A morphing metal robot, mapping the universe, and pulling hydrogen from the sea. This week’s coolest things challenge the very matter of existence.
What is it? Chinese scientists created a metal robot that can melt into a liquid and then re-form.
Why does it matter? The team, led by researchers from Sun Yat-sen University and Zhejiang University, demonstrated several potential uses for the malleable metal bot. They showed how it can deliver drugs to or retrieve objects from a model stomach, solder and complete an electrical circuit, and even pull a Terminator 2–like stunt of melting to escape through cage bars and reconstituting to its original shape on the other side.
How does it work? The robot is made of gallium, a metal with a melting point just under 30 degrees Celsius (86 Fahrenheit). Microparticles of magnetic neodymium, boron, and iron are embedded inside. “The magnetic particles here have two roles,” said Carmel Majidi, a mechanical engineer at Carnegie Mellon University and a senior author on a paper in the journal Matter. For one, they allow researchers to generate an electric current in the bot through magnetic induction, which heats it up enough to liquefy it. The particles also enable the team to re-form and move the metal with magnets, in either its liquid or solid form.
What is it? An international team of researchers made the most detailed map to date of all the matter in the universe.
Why does it matter? The universe has been expanding since the Big Bang created matter some 13 billion years ago. Astronomers trace matter’s path to try to understand its origin. The map broadly confirmed the current understanding of the universe but suggests that the distribution is less “clumpy” than most experts thought, meaning clustering in certain areas rather than evenly spread out.
How does it work? More than 150 scientists combined data from two major telescope observations — the six-year Dark Energy Survey, from Chile, and the South Pole Telescope, which detects faint traces of radiation generated at the birth of the universe — mapping how light traveling through space bends in response to the gravitational forces of matter. “It functions like a cross-check, so it becomes a much more robust measurement than if you just used one or the other,” said the University of Chicago’s Chihway Chang, one of the lead authors of a set of studies in Physical Review D.
What is it? Japanese researchers used artificial DNA to kill cancer cells.
Why does it matter? Cancer treatments based on nucleic acids (RNA and DNA) are of major interest to researchers, but it’s challenging to design ones that don’t harm healthy tissue. The findings, published in the Journal of the American Chemical Society, present a drug mechanism that is “completely different from known nucleic acid drugs,” said Akimitsu Okamoto, one of the research leads at Tokyo University.
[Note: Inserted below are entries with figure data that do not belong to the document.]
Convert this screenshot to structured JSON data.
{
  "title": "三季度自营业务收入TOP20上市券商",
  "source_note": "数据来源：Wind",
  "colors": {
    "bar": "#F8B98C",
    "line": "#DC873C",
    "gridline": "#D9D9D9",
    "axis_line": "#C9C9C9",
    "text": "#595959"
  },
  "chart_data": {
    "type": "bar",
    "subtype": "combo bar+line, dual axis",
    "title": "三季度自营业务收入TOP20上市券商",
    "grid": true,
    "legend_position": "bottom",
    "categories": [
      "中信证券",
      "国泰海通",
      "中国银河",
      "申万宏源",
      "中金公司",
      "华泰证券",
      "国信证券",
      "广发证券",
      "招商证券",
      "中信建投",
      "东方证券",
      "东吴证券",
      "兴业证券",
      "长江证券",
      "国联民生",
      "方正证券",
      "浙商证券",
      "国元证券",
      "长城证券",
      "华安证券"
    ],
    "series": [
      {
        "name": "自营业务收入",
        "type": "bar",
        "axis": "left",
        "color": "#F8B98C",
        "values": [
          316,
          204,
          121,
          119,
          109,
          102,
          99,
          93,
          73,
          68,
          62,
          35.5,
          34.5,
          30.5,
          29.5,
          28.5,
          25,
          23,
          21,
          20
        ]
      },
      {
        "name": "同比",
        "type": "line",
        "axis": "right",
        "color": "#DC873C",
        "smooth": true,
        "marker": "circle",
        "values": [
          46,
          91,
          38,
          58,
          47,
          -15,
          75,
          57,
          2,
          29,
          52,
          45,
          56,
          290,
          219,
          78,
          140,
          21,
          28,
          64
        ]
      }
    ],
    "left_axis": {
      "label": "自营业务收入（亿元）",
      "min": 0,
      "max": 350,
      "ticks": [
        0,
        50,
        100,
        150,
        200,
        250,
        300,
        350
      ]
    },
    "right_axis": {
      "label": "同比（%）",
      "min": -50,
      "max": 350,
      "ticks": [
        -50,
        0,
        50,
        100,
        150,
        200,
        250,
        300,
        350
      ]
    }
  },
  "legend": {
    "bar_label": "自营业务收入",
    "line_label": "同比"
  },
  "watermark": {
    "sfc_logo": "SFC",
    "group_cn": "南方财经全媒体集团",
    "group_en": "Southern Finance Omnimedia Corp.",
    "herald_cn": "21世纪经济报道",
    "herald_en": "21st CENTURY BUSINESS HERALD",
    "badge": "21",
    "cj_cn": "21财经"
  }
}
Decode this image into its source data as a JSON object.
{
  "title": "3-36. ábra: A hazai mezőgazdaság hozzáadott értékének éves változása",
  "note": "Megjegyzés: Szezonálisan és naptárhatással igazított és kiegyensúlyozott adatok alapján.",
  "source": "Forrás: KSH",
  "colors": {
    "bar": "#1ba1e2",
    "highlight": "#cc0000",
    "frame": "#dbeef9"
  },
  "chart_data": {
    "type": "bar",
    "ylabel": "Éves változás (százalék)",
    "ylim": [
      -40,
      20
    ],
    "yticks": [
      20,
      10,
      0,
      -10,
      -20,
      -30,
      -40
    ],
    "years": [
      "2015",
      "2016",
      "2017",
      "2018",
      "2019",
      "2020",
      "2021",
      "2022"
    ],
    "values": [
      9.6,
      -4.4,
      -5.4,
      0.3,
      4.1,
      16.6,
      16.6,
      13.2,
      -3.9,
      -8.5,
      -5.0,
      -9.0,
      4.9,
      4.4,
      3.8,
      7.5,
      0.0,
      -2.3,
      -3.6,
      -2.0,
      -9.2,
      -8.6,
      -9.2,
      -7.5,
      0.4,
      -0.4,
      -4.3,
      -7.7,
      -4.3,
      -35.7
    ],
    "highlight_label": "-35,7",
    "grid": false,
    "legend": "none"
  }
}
How does it work? Okamoto and his team synthesized short pieces of DNA with a hairpin shape, which prevents them from naturally forming into longer strands. They programmed the DNA to recognize a particular type of microRNA that is overproduced in cancer cells. Encountering this microRNA in models of cervical, breast and skin cancer, the DNA straightened out to bind to it, which then allowed it to combine into elongated strands. These long strands triggered an immune response that killed the cancer cells.
What is it? A University of Connecticut researcher designed a self-cooling camping tent.
Why does it matter? The innovation uses simple evaporation to cool the inside of a tent without any energy input. “Plants wick water from the ground and then sweat to cool themselves,” said the researcher, Al Kasai. “What I did was simply to find a material that could do the same job.”
How does it work? The tent is made of a proprietary fabric that wicks water from a reservoir at its base. As it evaporates, it cools the space below. One gallon of water (collected, say, from a nearby stream) can cool the inside of the tent up to 20 degrees for 24 hours.
What is it? Engineers and material scientists from the U.S., China, and Australia came up with a less expensive method to produce hydrogen from seawater.
Why does it matter? Typically, the water used for producing hydrogen for clean energy generation must be purified, and often an alkalizing agent must be added before it is electrolyzed (split using electricity). The new method, described in Nature Energy, electrolyzes untreated seawater, cutting the high cost of traditional methods.
How does it work? Rather than use a rare precious metal for electrolysis, the team employed a non-precious-metal catalyst coated with an acid layer of chromium oxide. The researchers reported it performed similarly to current systems that require pretreatment of water and expensive catalysts, and it was nearly 100% efficient.